A elevação de Recife à condição de vila; os protestos contra a implantação das Casas de Fundição e contra a cobrança de quinto; a extrema miséria e carestia reinantes em Salvador, no final do século XVIII, foram episódios que colaboraram, respectivamente, para as seguintes sublevações coloniais:

a) Guerra dos Emboabas, Inconfidência Mineira e Conjura dos Alfaiates.

b) Guerra dos Mascates, Motim do Pitangui e Revolta dos Malês.

c) Conspiração dos Suassunas, Inconfidência Mineira e Revolta do Maneta.

d) Confederação do Equador, Revolta de Felipe dos Santos e Revolta dos Malês.

e) Guerra dos Mascates, Revolta de Felipe dos Santos e Conjura dos Alfaiates.
 

Questão 2

(Unibero-SP) 

A Guerra dos Emboabas (1707-1709) e a Inconfidência Mineira (1789) foram revoltas ocorridas no Brasil.

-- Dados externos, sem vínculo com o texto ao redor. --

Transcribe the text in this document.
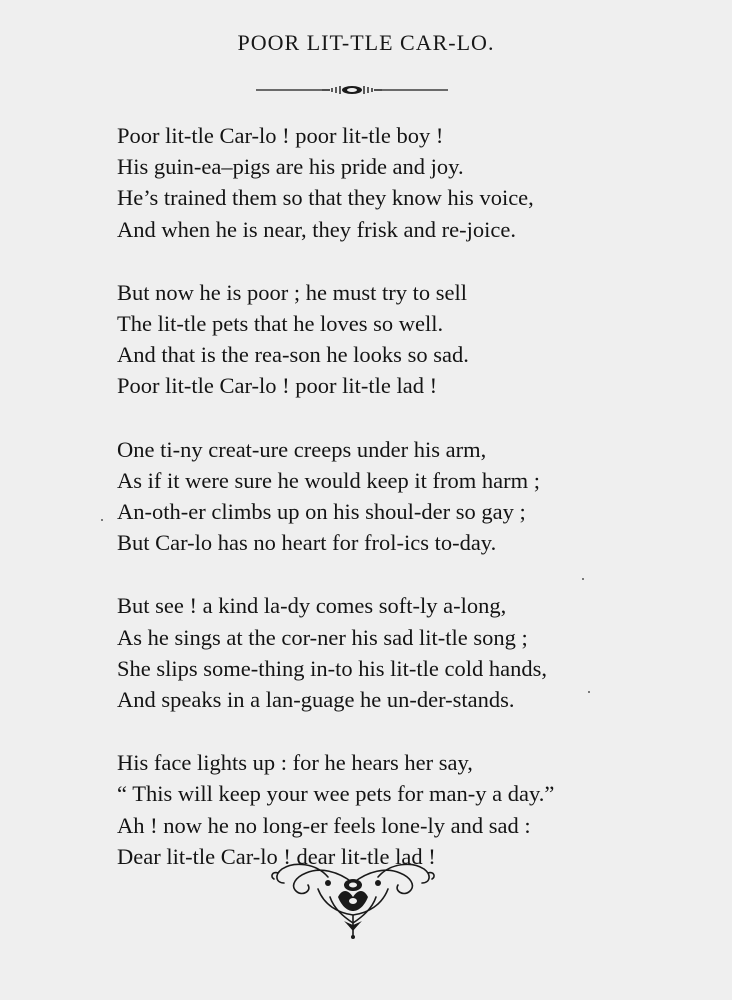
POOR LIT-TLE CAR-LO.
Poor lit-tle Car-lo ! poor lit-tle boy !
His guin-ea–pigs are his pride and joy.
He’s trained them so that they know his voice,
And when he is near, they frisk and re-joice.
But now he is poor ; he must try to sell
The lit-tle pets that he loves so well.
And that is the rea-son he looks so sad.
Poor lit-tle Car-lo ! poor lit-tle lad !
One ti-ny creat-ure creeps under his arm,
As if it were sure he would keep it from harm ;
An-oth-er climbs up on his shoul-der so gay ;
But Car-lo has no heart for frol-ics to-day.
But see ! a kind la-dy comes soft-ly a-long,
As he sings at the cor-ner his sad lit-tle song ;
She slips some-thing in-to his lit-tle cold hands,
And speaks in a lan-guage he un-der-stands.
His face lights up : for he hears her say,
“ This will keep your wee pets for man-y a day.”
Ah ! now he no long-er feels lone-ly and sad :
Dear lit-tle Car-lo ! dear lit-tle lad !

Sobre elas, assinale a alternativa correta:

 

a) Ambas tinham o objetivo de separar o Brasil de Portugal e ocorreram na região da mineração.

b) A primeira e considerada uma revolução separatista e mais radical do que a segunda, tendo ocorrido na região de São Paulo e liderada pelos Bandeirantes.

c) Tanto a primeira como a segunda foram influenciadas pelas ideias iluministas e pela independência das Treze Colônias inglesas, mas só a segunda teve êxito nos seus objetivos.

d) A primeira foi bem-sucedida, garantindo aos paulistas a posse da região da mineração, enquanto a segunda foi reprimida pela Coroa portuguesa antes de acontecer.

e) Ambas ocorreram na mesma região do Brasil, contra a dominação portuguesa na área da mineração, no entanto, somente a segunda teve influência das ideias iluministas europeias.